= The Tryouts =

1978 short story by Barry B. Longyear

"The Tryouts" is a science fiction short story by American writer Barry B. Longyear. It was first published in Isaac Asimov's Science Fiction Magazine in 1978.

==Plot summary==
On Momus, a primitive planet with no mass communications technology, news and information is disseminated by itinerant members of the Newstellers Guild. One night, a group of travellers sit around a campfire and a Master Newsteller, Boosthit, accompanied by his apprentice, tells a story.

The tale he spins tells of Lord Ashley Allenby, an ambassador from a neighbouring quadrant of inhabited planets, whose mission is to warn the planetary government of an impending invasion. Allenby's ship is damaged and he has to put down his lifeboat in a desert, not knowing his location. He learns from a traveller that all information, even directions to the nearest town, has a value and must be bargained for.

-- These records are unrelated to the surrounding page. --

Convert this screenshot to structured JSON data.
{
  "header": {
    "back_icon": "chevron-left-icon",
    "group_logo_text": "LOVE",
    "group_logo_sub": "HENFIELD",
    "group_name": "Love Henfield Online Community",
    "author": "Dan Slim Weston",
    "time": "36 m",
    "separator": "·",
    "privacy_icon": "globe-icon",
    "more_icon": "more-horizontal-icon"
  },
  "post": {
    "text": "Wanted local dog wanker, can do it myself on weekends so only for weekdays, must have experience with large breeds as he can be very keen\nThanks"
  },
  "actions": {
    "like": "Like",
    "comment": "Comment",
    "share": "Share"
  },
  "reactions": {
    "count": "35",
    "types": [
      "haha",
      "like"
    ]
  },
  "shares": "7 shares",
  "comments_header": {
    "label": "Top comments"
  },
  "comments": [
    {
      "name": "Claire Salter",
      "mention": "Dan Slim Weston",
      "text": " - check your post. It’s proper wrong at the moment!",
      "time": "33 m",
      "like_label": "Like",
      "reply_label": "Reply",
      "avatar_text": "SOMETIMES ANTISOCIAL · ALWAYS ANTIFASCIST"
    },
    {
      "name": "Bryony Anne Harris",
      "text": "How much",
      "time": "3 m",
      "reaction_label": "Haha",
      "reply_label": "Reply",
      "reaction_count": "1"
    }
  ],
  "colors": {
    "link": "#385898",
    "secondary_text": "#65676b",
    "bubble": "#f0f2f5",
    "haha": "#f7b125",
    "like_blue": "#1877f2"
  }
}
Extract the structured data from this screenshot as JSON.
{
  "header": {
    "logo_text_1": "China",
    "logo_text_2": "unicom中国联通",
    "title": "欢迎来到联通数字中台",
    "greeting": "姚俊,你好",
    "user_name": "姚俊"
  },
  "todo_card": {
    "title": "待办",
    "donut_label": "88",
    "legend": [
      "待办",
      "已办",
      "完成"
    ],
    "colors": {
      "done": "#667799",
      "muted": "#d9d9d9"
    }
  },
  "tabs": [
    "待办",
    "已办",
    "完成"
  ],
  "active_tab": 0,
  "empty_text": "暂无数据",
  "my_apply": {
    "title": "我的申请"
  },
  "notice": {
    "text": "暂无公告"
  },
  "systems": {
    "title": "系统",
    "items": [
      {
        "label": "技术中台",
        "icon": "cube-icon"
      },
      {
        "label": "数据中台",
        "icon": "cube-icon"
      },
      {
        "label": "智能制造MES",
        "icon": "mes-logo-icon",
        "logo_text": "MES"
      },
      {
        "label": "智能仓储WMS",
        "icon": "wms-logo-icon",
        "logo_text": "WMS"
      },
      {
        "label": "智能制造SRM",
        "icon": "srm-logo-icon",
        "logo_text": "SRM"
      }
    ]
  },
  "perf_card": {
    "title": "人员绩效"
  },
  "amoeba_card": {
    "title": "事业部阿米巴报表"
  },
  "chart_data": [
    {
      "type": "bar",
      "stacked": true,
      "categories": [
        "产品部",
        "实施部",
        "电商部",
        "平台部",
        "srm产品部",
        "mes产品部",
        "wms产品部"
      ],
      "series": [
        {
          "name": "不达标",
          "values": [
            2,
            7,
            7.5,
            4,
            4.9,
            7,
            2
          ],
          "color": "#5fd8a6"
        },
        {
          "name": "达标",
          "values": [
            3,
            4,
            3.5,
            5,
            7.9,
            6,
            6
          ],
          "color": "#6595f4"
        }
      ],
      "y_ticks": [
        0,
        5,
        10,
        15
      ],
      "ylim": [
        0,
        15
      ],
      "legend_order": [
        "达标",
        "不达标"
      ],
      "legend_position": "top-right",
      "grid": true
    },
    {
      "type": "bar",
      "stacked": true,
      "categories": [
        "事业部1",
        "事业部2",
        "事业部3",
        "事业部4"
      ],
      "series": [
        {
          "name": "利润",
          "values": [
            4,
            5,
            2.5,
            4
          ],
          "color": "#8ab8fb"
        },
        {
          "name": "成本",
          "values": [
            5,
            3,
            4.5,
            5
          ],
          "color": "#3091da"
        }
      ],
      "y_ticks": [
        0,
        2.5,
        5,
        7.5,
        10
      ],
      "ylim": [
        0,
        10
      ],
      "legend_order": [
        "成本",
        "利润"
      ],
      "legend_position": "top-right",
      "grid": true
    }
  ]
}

In the town of Tarzak, he also learns that the planet has no capital and no central government. He falls in with a Master Newsteller and apprentices himself to him, hoping to thus spread the news of his mission.

But the keen listeners around the campfire are one step ahead of the Newsteller, and realise the punchline to be that Allenby is the Master's apprentice.

As Master and apprentice depart, Allenby tentatively suggests improvements to the story to make it more believable. The Master stalks off in a huff, declaring "Everybody wants to be a critic! Everybody!"